With Ramadan less than three months away, cattle exporters are facing a major challenge to deliver 250,000 cattle to Indonesia in time to help the country increase beef supplies and lower prices during the month long religious festival.
The Indonesian Government formally released permits for the import of 250,000 feeder weight (<350kg) cattle to importers last Friday, who have in turn passed orders on to exporters.
In releasing permits for 250,000 cattle the Indonesian Government is hoping to maximise the supply of beef in the market during Ramadan, the period when demand for beef peaks in Indonesia.
However, the lack of forward notice will make it difficult for exporters to deliver the cattle Indonesian wants in time to make a difference to prices during Ramadan.
The month long Ramadan festival starts this year on June 18.
Feeder cattle from Australia are typically shipped at average weights of 320kg to remain under Indonesia’s maximum weight limit of 350kg by the time they land in the country.
Imported feeder cattle are normally fed for about 90 days, or three months, to reach the 450kg slaughter-weight preferred by Indonesia’s wet market butchers.
However the start of Ramadan is now just over two and a half months away. Even the first feeder cattle shipped this week under the new second quarter permits will not reach market weights until the final weeks of the festival.
Read more stories from the NTCA conference here
The options for Indonesia may be to pull cattle out of feedlots early, issue special permits for the import of slaughter-weight cattle closer to the Ramadan, or increase permits for boxed beef.
Exporters are now racing to deliver as many of the 250,000 cattle to their importing customers in Indonesia in coming weeks as they can.
Many bought cattle in advance of second quarter permits being issued, but the lack of certainty from Indonesia about how many permits would be issued prevented them from securing large forward. Some reports from Indonesia suggested the Ministry of Agriculture wanted to issue permits for just 75,000 cattle for the second quarter. Amidst those sort of signals forward contracting large numbers of cattle would have been a major gamble for any exporter.
How will second quarter permits affect short term prices?
Beef Central asked several industry stakeholders at Friday’s NTCA conference for their thoughts on how the release of permits for 250,000 cattle would affect short-term cattle prices out of Darwin.
Prices usually begin to ease at this time of year as the dry season mustering rounds kick off and a new wave of supply hits the market.
Both David Connolly from Thames Pastoral Company and outgoing NTCA president David Warriner thought the permits would put a solid base in the market.
“It will certainly keep prices solid,” Mr Warriner told Beef Central.
“The cattle are there to go, I think the 250,000 will be filled pretty quickly, they will be there.”
One exporter who asked not be named said he thought prices may still ease somewhat in coming weeks largely because of the continued drought-driven supply of cattle available in Western Queensland.

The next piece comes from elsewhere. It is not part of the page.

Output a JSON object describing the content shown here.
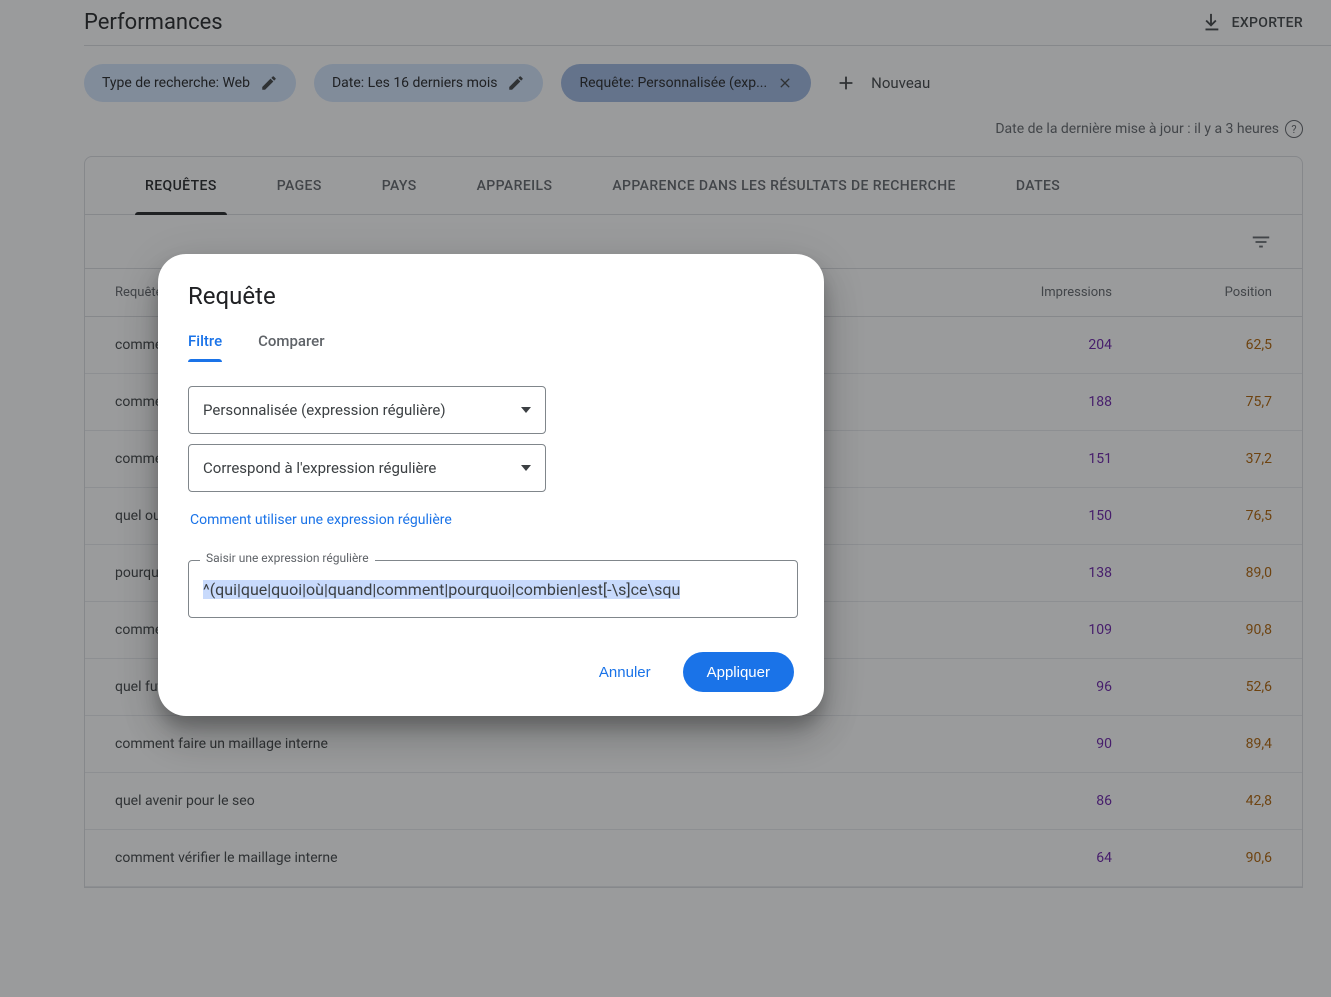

“If it wasn’t so dry in western Queensland prices would most probably firm, but I think you will most probably find that prices will soften a little during the dry season.
“But my expectation is that David Warriner will get his $3/kg by Christmas.
“It has been a terrible wet season, in that it has finished early for a lot of people in the Northern Territory, that means your grass will be all gone by August-September.
“Everyone will have moved their cattle so the supply won’t be there, and you’ll see $3/kg then I reckon.”
Another contributing factor to the current price outlook is an expected slowdown in shipments to Vietnam in coming months as exporters work with importing supply chains to ensure all ESCAS requirements are being met.